BROOKLYN, NY — The world Jewish population climbed by 200,000 over the past year, says a Jerusalem-based think thank. That brings it in total to 13.2 million. But those who read on in the report quickly put away the party blowers: The projections for population growth are much more sobering.
Jewish People Policy Planning Institute reported that Jewish women in their 30s in the U.S. had about 1.2 children, while the general U.S. population checked in with 1.8 children. A fraction of a child doesn’t seem like much until it is viewed in future tense.
“The result is Jewish families with fewer children than the minimum necessary to maintain group size,” said the JPPPI in its annual report released last week.
With the right mix of socioeconomic incentives and societal support, the group offered, higher birth rates would result.
Unwilling to wait for acts of Congress to up the Jewish birthrate, Chabad representatives have been celebrating the joys of bringing Jewish children into the world, and their community members have followed.
With two little girls, a loving husband, a dog and a Volvo, Roberta Rosenthal thought her family was complete. Then she started attending Shabbat services at her local Chabad center.

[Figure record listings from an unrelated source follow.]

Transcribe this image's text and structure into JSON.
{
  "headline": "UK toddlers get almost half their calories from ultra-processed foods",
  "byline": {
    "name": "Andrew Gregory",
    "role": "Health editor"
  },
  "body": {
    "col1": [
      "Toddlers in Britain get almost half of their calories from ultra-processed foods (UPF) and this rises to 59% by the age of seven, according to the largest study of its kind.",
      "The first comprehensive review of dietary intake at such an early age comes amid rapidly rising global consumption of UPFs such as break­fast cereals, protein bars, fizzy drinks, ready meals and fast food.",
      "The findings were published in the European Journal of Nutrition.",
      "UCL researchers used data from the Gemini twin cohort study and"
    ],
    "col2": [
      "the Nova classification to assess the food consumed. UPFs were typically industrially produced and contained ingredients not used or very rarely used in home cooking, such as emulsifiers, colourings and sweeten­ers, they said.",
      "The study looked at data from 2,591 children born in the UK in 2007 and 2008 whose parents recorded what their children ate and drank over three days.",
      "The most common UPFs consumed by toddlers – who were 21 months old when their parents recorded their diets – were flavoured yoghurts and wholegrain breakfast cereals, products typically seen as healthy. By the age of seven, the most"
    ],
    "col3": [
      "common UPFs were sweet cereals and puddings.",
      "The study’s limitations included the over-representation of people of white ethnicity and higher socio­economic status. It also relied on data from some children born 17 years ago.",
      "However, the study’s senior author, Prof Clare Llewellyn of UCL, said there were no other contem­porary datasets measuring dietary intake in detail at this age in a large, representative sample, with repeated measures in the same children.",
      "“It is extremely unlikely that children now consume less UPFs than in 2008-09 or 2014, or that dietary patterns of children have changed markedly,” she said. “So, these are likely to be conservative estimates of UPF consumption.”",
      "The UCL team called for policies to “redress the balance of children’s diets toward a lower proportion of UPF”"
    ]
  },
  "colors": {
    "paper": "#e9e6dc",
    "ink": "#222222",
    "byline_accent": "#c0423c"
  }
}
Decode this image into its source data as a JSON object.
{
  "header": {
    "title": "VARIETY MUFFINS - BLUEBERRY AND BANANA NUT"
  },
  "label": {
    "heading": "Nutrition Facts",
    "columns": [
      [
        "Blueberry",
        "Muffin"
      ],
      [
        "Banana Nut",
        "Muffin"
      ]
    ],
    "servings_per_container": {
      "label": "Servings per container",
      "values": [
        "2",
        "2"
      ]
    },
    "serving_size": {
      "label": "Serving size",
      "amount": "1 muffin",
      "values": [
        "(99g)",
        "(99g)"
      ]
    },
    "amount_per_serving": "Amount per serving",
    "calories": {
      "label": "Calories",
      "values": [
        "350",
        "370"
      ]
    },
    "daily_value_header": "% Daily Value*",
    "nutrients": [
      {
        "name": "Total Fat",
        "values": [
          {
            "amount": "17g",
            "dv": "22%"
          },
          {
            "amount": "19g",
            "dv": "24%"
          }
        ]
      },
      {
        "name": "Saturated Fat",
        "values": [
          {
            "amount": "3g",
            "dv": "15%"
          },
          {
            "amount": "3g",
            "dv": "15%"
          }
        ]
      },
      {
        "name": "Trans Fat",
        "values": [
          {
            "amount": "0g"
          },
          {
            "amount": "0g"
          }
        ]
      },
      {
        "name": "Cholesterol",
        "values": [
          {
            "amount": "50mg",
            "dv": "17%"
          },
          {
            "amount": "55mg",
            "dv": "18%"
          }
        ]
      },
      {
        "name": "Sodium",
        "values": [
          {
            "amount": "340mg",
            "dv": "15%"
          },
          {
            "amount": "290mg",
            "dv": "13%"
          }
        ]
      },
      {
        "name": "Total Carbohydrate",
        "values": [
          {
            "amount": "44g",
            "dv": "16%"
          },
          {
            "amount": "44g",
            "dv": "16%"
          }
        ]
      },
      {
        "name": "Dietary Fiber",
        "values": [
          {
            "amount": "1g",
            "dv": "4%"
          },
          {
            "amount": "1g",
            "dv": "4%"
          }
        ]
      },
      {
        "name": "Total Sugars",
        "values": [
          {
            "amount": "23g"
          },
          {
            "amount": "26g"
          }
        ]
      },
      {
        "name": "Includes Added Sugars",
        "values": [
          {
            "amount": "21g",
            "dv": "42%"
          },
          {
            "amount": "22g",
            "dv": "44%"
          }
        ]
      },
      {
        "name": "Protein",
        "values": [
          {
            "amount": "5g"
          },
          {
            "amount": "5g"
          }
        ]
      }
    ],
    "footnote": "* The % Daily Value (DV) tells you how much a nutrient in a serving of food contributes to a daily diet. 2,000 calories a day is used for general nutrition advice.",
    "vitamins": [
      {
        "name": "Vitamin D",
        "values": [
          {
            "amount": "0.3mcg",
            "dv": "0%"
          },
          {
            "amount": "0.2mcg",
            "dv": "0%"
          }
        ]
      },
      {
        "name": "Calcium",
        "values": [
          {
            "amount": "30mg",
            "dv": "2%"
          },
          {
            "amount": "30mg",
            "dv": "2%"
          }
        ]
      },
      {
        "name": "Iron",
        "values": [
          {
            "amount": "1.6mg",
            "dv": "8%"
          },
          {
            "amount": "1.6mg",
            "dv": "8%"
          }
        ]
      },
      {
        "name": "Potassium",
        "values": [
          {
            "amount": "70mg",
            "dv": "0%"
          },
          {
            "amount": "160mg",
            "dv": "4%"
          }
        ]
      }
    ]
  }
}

As she and her husband took on a more observant lifestyle, the family grew. And grew. By pregnancy number five, “everyone thought I was crazy,” Roberta says. Even she began to question her own sanity. “I wasn’t brought up with this kind of life. I wasn’t sure what I was going to do, myself.”
She remembers the counsel from Rabbi Josh Gordon, Executive Director of Chabad of the Valley, like it was yesterday. “You’ll see,” he said. “This baby will be the joy of your life.”